Since we began, we have expanded our product range by 5 fold to service a wider group of food vendors with their need for more sustainable packaging. We constantly invest in new technology to improve the efficiency of our operations and reduce our environmental impact, so that we can work effectively for more customers. Because of this, we have an ever-growing group of committed cafes, restaurants and organisations choosing to join us on a journey towards improved sustainable business practice. We are proud to partner with some of New Zealand’s biggest companies like SKYCITY and Fisher & Paykel Healthcare, who have chosen Ecoware to help transition away from toxic oil-based packaging. We were the exclusive packaging suppliers for Christchurch City Council’s first Composting Food Packaging at Events trial over summer, where we helped them divert an incredible 12 tonnes of waste from landfill. We are working hard and closely with industry bodies like WasteMINZ, The Packaging Forum and more, to drive the development of the industry and overcome the challenges our industry faces.

 

The momentum towards a circular economy is building with an increasing amount of waste being diverted from landfill, and more research and development committed to this sector. The battle is in full swing.

 

Conclusion

 

Ultimately, our war on waste continues. Despite the challenges we face, we have seen positive change and significant growth.

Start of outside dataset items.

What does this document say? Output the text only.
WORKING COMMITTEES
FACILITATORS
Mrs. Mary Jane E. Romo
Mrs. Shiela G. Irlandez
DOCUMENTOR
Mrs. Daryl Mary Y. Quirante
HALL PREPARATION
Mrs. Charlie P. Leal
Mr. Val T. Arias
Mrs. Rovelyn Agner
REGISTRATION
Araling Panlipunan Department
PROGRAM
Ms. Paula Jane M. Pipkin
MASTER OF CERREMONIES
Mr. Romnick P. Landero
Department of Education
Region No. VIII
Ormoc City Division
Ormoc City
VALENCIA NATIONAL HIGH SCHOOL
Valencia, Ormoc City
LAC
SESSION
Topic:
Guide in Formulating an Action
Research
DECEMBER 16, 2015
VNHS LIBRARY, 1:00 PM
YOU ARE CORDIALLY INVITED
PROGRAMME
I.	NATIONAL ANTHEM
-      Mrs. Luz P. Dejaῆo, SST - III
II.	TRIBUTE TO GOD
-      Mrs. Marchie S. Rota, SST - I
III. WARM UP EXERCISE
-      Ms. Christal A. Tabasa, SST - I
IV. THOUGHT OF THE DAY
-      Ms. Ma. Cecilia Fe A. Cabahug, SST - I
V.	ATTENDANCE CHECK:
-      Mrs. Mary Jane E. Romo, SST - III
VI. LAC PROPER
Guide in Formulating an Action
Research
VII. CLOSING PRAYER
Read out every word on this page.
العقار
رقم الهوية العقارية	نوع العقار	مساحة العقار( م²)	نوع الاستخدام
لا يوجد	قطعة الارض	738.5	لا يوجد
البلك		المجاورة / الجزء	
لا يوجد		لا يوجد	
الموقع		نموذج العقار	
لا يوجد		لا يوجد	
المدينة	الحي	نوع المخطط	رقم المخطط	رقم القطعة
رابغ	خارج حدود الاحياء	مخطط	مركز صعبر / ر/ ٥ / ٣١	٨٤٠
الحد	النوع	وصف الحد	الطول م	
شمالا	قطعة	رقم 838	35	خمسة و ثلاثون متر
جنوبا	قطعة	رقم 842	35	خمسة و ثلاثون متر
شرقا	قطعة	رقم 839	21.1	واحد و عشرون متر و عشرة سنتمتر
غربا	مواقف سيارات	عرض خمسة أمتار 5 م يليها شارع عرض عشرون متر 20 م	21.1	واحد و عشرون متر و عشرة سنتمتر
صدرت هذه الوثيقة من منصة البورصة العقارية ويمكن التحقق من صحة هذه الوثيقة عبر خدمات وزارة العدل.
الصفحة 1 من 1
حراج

So, we will continue to persevere and work with like-minded individuals and organisations. We will continue to be transparent and honest in educating and encouraging positive social change and adoption of green innovation. We will continue to lead by example, armed with the knowledge that with collective effort, progress is made. Join the journey and let your purchasing decisions count. Fight for zero-waste.

 

Written by Kristy Wilson

 

Bibliography

Plastic Oceans Foundation. (2017). The Facts. Retrieved from Plastic Oceans: https://www.plasticoceans.org/the-facts/

 

World Economic Forum, & Ellen MacArthur Foundation. (2016). The New Plastics Economy – Rethinking the future of plastics. Ellen MacArthur Foundation.